Dino didn’t know how much time he had left, if any at all, so he didn’t bother to start going through his filing cabinets to destroy what was in them, too. Instead, he headed back out of his apartment, making his way down to the end of the hall where he knew he could finish at least one thing that was far more important than the rest—without problem or the officials finding out he had done so.
The evidence in his apartment that he had destroyed would be obvious.
The mailer he was sending out would not be. It didn’t have his name on it, or even his address.
At the end of the hallway, Dino pulled open the chute that had been installed the year before in the building on every floor. It allowed the renters to drop in whatever they wanted mailed, and it would be sent out before the hour was up.
One benefit to paying high maintenance costs, Dino thought.

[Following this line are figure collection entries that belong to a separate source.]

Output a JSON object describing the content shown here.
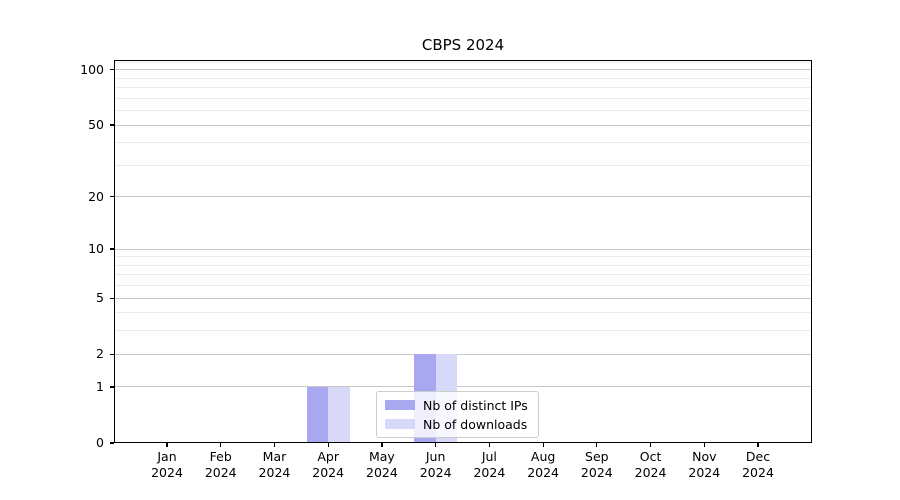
{
  "title": "CBPS 2024",
  "chart_data": {
    "type": "bar",
    "title": "CBPS 2024",
    "x_tick_labels": [
      "Jan 2024",
      "Feb 2024",
      "Mar 2024",
      "Apr 2024",
      "May 2024",
      "Jun 2024",
      "Jul 2024",
      "Aug 2024",
      "Sep 2024",
      "Oct 2024",
      "Nov 2024",
      "Dec 2024"
    ],
    "series": [
      {
        "name": "Nb of distinct IPs",
        "color": "#a8a8f0",
        "values": [
          0,
          0,
          0,
          1,
          0,
          2,
          0,
          0,
          0,
          0,
          0,
          0
        ]
      },
      {
        "name": "Nb of downloads",
        "color": "#d8d8f8",
        "values": [
          0,
          0,
          0,
          1,
          0,
          2,
          0,
          0,
          0,
          0,
          0,
          0
        ]
      }
    ],
    "yscale": "log1p",
    "ylim": [
      0,
      113
    ],
    "y_major_ticks": [
      0,
      1,
      2,
      5,
      10,
      20,
      50,
      100
    ],
    "y_minor_gridlines": [
      3,
      4,
      6,
      7,
      8,
      9,
      30,
      40,
      60,
      70,
      80,
      90,
      110
    ],
    "grid": true,
    "legend_position": "lower center"
  },
  "colors": {
    "background": "#ffffff",
    "spine": "#000000",
    "grid_major": "#c8c8c8",
    "grid_minor": "#ebebeb",
    "legend_border": "#cccccc",
    "bar_distinct_ips": "#a8a8f0",
    "bar_downloads": "#d8d8f8"
  }
}
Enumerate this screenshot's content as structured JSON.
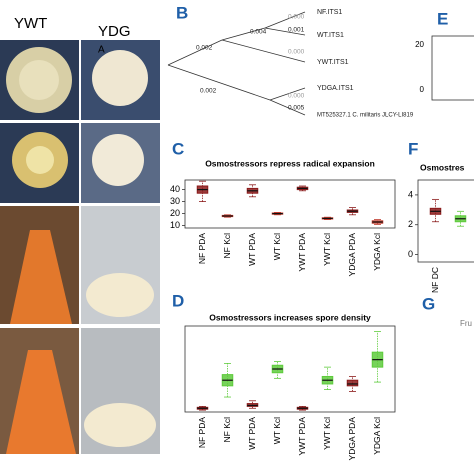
{
  "photo_labels": {
    "left": "YWT",
    "right": "YDG",
    "overlay": "A"
  },
  "panel_labels": {
    "b": "B",
    "c": "C",
    "d": "D",
    "e": "E",
    "f": "F",
    "g": "G"
  },
  "tree": {
    "leaves": [
      "NF.ITS1",
      "WT.ITS1",
      "YWT.ITS1",
      "YDGA.ITS1",
      "MT525327.1 C. militaris JLCY-LI819"
    ],
    "branch_labels": [
      "0.002",
      "0.004",
      "0.000",
      "0.001",
      "0.000",
      "0.002",
      "0.000",
      "0.005"
    ]
  },
  "panel_e": {
    "tick_labels": [
      "20",
      "0"
    ]
  },
  "panel_g": {
    "text": "Fru"
  },
  "chart_data": [
    {
      "type": "box",
      "title": "Osmostressors repress radical expansion",
      "categories": [
        "NF PDA",
        "NF Kcl",
        "WT PDA",
        "WT Kcl",
        "YWT PDA",
        "YWT Kcl",
        "YDGA PDA",
        "YDGA Kcl"
      ],
      "colors": [
        "#8b1a1a",
        "#c0392b",
        "#8b1a1a",
        "#c0392b",
        "#8b1a1a",
        "#c0392b",
        "#8b1a1a",
        "#c0392b"
      ],
      "median": [
        40,
        18,
        39,
        20,
        41,
        16,
        22,
        13
      ],
      "q1": [
        37,
        17.5,
        37,
        19.5,
        40,
        15.5,
        21,
        12
      ],
      "q3": [
        43,
        18.5,
        41,
        20.5,
        42,
        16.5,
        23,
        14
      ],
      "whisker_low": [
        30,
        17,
        34,
        19,
        39,
        15,
        19,
        11
      ],
      "whisker_high": [
        47,
        19,
        44,
        21,
        43,
        17,
        25,
        15
      ],
      "ylim": [
        8,
        48
      ],
      "yticks": [
        10,
        20,
        30,
        40
      ]
    },
    {
      "type": "box",
      "title": "Osmostressors increases spore density",
      "categories": [
        "NF PDA",
        "NF Kcl",
        "WT PDA",
        "WT Kcl",
        "YWT PDA",
        "YWT Kcl",
        "YDGA PDA",
        "YDGA Kcl"
      ],
      "colors": [
        "#8b1a1a",
        "#5ecb3c",
        "#8b1a1a",
        "#5ecb3c",
        "#8b1a1a",
        "#5ecb3c",
        "#8b1a1a",
        "#5ecb3c"
      ],
      "median": [
        2,
        17,
        3.5,
        23,
        2,
        17,
        15,
        28
      ],
      "q1": [
        1.5,
        14,
        3,
        21,
        1.5,
        15,
        14,
        24
      ],
      "q3": [
        2.5,
        20,
        4.5,
        25,
        2.5,
        19,
        17,
        32
      ],
      "whisker_low": [
        1,
        8,
        2,
        18,
        1,
        12,
        11,
        16
      ],
      "whisker_high": [
        3,
        26,
        6,
        27,
        3,
        24,
        19,
        43
      ],
      "ylim": [
        0,
        46
      ],
      "yticks": []
    },
    {
      "type": "box",
      "title": "Osmostres",
      "categories": [
        "NF DC",
        null
      ],
      "colors": [
        "#8b1a1a",
        "#5ecb3c"
      ],
      "median": [
        2.9,
        2.4
      ],
      "q1": [
        2.7,
        2.2
      ],
      "q3": [
        3.1,
        2.6
      ],
      "whisker_low": [
        2.2,
        1.9
      ],
      "whisker_high": [
        3.7,
        2.9
      ],
      "ylim": [
        -0.5,
        5
      ],
      "yticks": [
        0,
        2,
        4
      ]
    }
  ]
}
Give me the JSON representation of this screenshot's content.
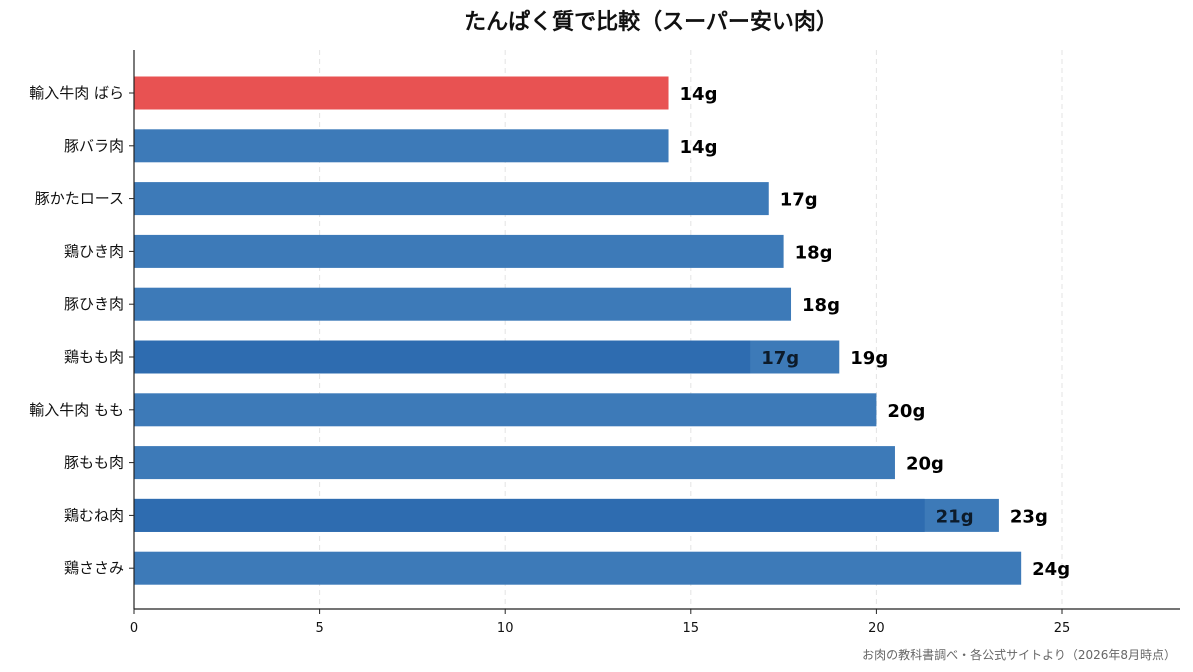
{
  "chart_data": {
    "type": "bar",
    "orientation": "horizontal",
    "title": "たんぱく質で比較（スーパー安い肉）",
    "xlabel": "",
    "ylabel": "",
    "xlim": [
      0,
      28.2
    ],
    "xticks": [
      0,
      5,
      10,
      15,
      20,
      25
    ],
    "grid": "vertical dashed",
    "categories": [
      "輸入牛肉 ばら",
      "豚バラ肉",
      "豚かたロース",
      "鶏ひき肉",
      "豚ひき肉",
      "鶏もも肉",
      "輸入牛肉 もも",
      "豚もも肉",
      "鶏むね肉",
      "鶏ささみ"
    ],
    "values": [
      14.4,
      14.4,
      17.1,
      17.5,
      17.7,
      19.0,
      20.0,
      20.5,
      23.3,
      23.9
    ],
    "value_labels": [
      "14g",
      "14g",
      "17g",
      "18g",
      "18g",
      "19g",
      "20g",
      "20g",
      "23g",
      "24g"
    ],
    "highlight_index": 0,
    "inner_segments": [
      {
        "category_index": 5,
        "value": 16.6,
        "label": "17g"
      },
      {
        "category_index": 8,
        "value": 21.3,
        "label": "21g"
      }
    ],
    "colors": {
      "highlight": "#e85252",
      "bar": "#3d7ab8",
      "inner_segment": "#2e6cb0",
      "grid": "#e3e3e3",
      "axis": "#222222"
    },
    "source_note": "お肉の教科書調べ・各公式サイトより（2026年8月時点）"
  }
}
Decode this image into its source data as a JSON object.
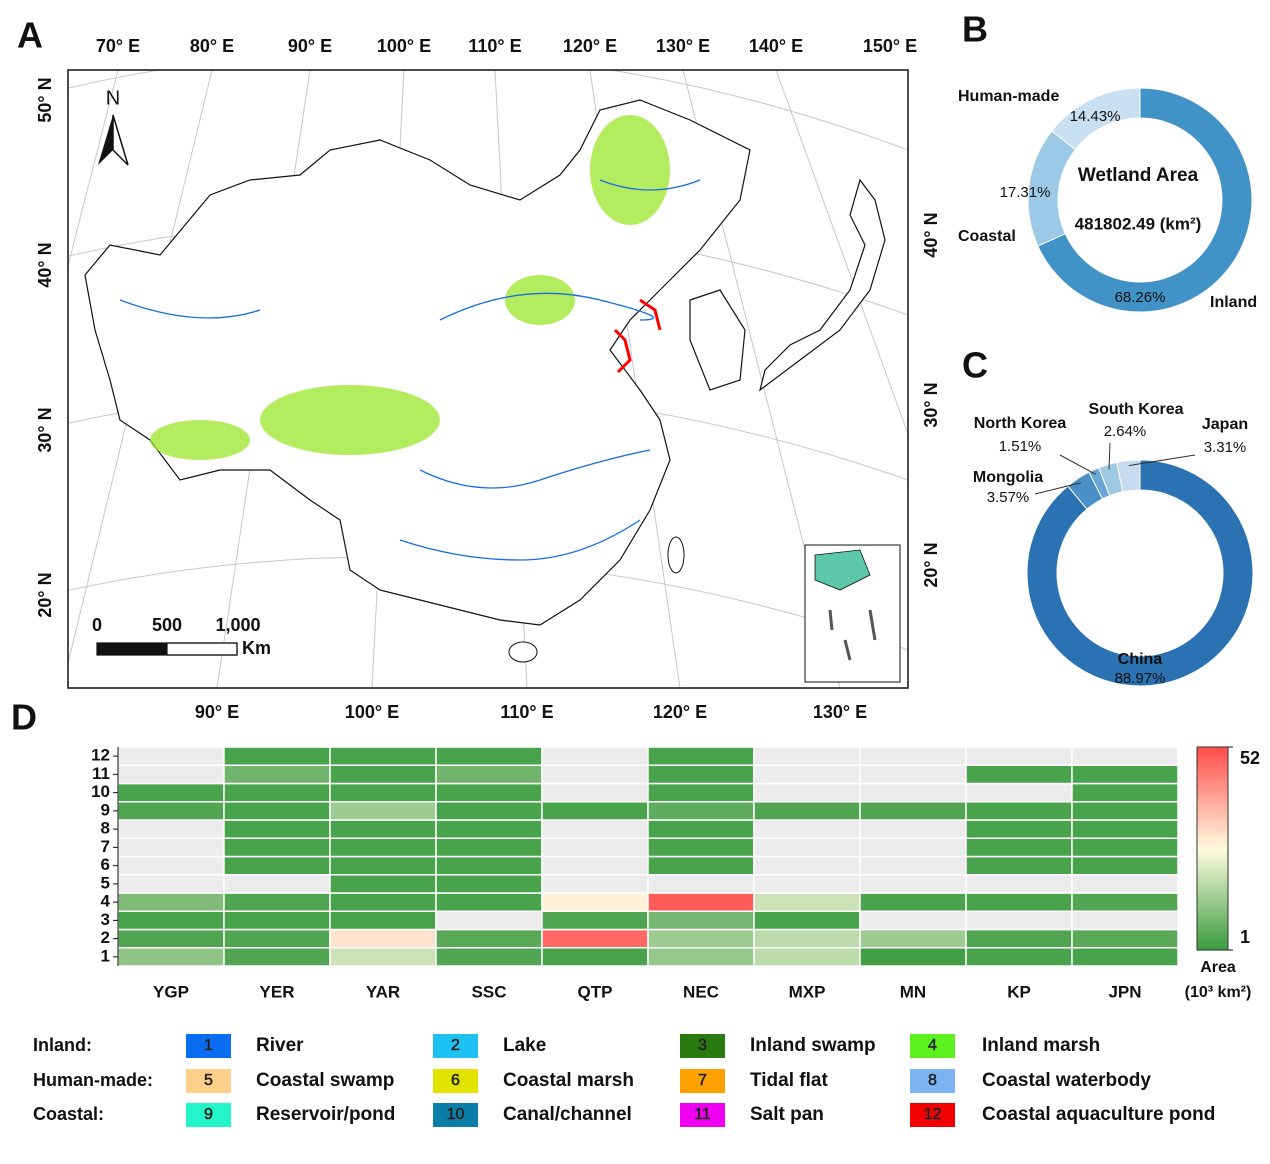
{
  "panel_labels": [
    "A",
    "B",
    "C",
    "D"
  ],
  "map": {
    "top_lon_labels": [
      "70° E",
      "80° E",
      "90° E",
      "100° E",
      "110° E",
      "120° E",
      "130° E",
      "140° E",
      "150° E"
    ],
    "bottom_lon_labels": [
      "90° E",
      "100° E",
      "110° E",
      "120° E",
      "130° E"
    ],
    "left_lat_labels": [
      "50° N",
      "40° N",
      "30° N",
      "20° N"
    ],
    "right_lat_labels": [
      "40° N",
      "30° N",
      "20° N"
    ],
    "north": "N",
    "scale_labels": [
      "0",
      "500",
      "1,000"
    ],
    "scale_unit": "Km"
  },
  "chart_data": [
    {
      "type": "donut",
      "center_title": "Wetland Area",
      "center_value": "481802.49 (km²)",
      "categories": [
        "Inland",
        "Coastal",
        "Human-made"
      ],
      "values": [
        68.26,
        17.31,
        14.43
      ],
      "value_labels": [
        "68.26%",
        "17.31%",
        "14.43%"
      ],
      "colors": [
        "#4192c6",
        "#9ccae6",
        "#c8e0f1"
      ]
    },
    {
      "type": "donut",
      "categories": [
        "China",
        "Mongolia",
        "North Korea",
        "South Korea",
        "Japan"
      ],
      "values": [
        88.97,
        3.57,
        1.51,
        2.64,
        3.31
      ],
      "value_labels": [
        "88.97%",
        "3.57%",
        "1.51%",
        "2.64%",
        "3.31%"
      ],
      "colors": [
        "#2b72b3",
        "#4a90c6",
        "#6aa6d4",
        "#9ecae1",
        "#c6dbef"
      ]
    },
    {
      "type": "heatmap",
      "x": [
        "YGP",
        "YER",
        "YAR",
        "SSC",
        "QTP",
        "NEC",
        "MXP",
        "MN",
        "KP",
        "JPN"
      ],
      "y": [
        "1",
        "2",
        "3",
        "4",
        "5",
        "6",
        "7",
        "8",
        "9",
        "10",
        "11",
        "12"
      ],
      "values": [
        [
          12,
          4,
          20,
          4,
          3,
          13,
          18,
          2,
          3,
          3
        ],
        [
          4,
          4,
          30,
          5,
          48,
          14,
          18,
          14,
          4,
          5
        ],
        [
          3,
          3,
          3,
          null,
          4,
          9,
          3,
          null,
          null,
          null
        ],
        [
          10,
          4,
          3,
          3,
          28,
          50,
          20,
          3,
          3,
          4
        ],
        [
          null,
          null,
          3,
          3,
          null,
          null,
          null,
          null,
          null,
          null
        ],
        [
          null,
          3,
          3,
          3,
          null,
          3,
          null,
          null,
          3,
          3
        ],
        [
          null,
          3,
          3,
          3,
          null,
          3,
          null,
          null,
          3,
          3
        ],
        [
          null,
          3,
          3,
          3,
          null,
          3,
          null,
          null,
          3,
          3
        ],
        [
          4,
          3,
          14,
          3,
          3,
          6,
          4,
          4,
          3,
          3
        ],
        [
          3,
          3,
          3,
          3,
          null,
          3,
          null,
          null,
          null,
          3
        ],
        [
          null,
          8,
          3,
          8,
          null,
          3,
          null,
          null,
          3,
          3
        ],
        [
          null,
          3,
          3,
          3,
          null,
          3,
          null,
          null,
          null,
          null
        ]
      ],
      "colors": [
        "#3a9a3f",
        "#fffbe0",
        "#ff4d4d"
      ],
      "missing_color": "#ececec",
      "clim": [
        1,
        52
      ],
      "cticks": [
        1,
        52
      ],
      "colorbar_title": "Area",
      "colorbar_unit": "(10³ km²)"
    }
  ],
  "legend": {
    "groups": [
      "Inland:",
      "Human-made:",
      "Coastal:"
    ],
    "items": [
      {
        "number": "1",
        "name": "River",
        "color": "#0a6cf0"
      },
      {
        "number": "2",
        "name": "Lake",
        "color": "#1ec2f2"
      },
      {
        "number": "3",
        "name": "Inland swamp",
        "color": "#2a7a12"
      },
      {
        "number": "4",
        "name": "Inland marsh",
        "color": "#5cf01e"
      },
      {
        "number": "5",
        "name": "Coastal swamp",
        "color": "#fdd08a"
      },
      {
        "number": "6",
        "name": "Coastal marsh",
        "color": "#e2e400"
      },
      {
        "number": "7",
        "name": "Tidal flat",
        "color": "#ffa200"
      },
      {
        "number": "8",
        "name": "Coastal waterbody",
        "color": "#7cb4f2"
      },
      {
        "number": "9",
        "name": "Reservoir/pond",
        "color": "#22f5c8"
      },
      {
        "number": "10",
        "name": "Canal/channel",
        "color": "#0a7ea8"
      },
      {
        "number": "11",
        "name": "Salt pan",
        "color": "#f000f0"
      },
      {
        "number": "12",
        "name": "Coastal aquaculture pond",
        "color": "#f00000"
      }
    ]
  }
}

He dropped the mailer into the slot, hearing it hit the sides of the chute with loud thumps before it finally came to a stop on the bottom floor’s mailing cart.
Dino only had the time to close his apartment door when he heard the first bang of boots coming down the hallway.
The officials only had to knock once before he let them in.
“DINO DeLuca,” the agent said, strolling into the interrogation room with files in hand. Behind him came another agent, and in his hands he held a familiar garbage can. “How’re you feeling, Dino? Comfortable? Hungry? Cigarette?”
Dino flicked the agent with a disinterested look, and then went back to studying the marks on his wrists from the cuffs being put on too tightly. “Fuck off.”
“That’s not a particularly great way to start this conversation.”
“Please fuck off,” Dino said, not bothering in the slightest to hide his smirk at the anger that flashed in the agent’s eyes.
“The hard way it is.”
Dino had no idea what the fool was talking about, and while he was sure he wouldn’t like it, he wisely chose to stay quiet as the other agent placed the garbage can on the table top. He could see the dusting of ash around the rim, and the marks on the side that said they had tried to get fingerprints off the item.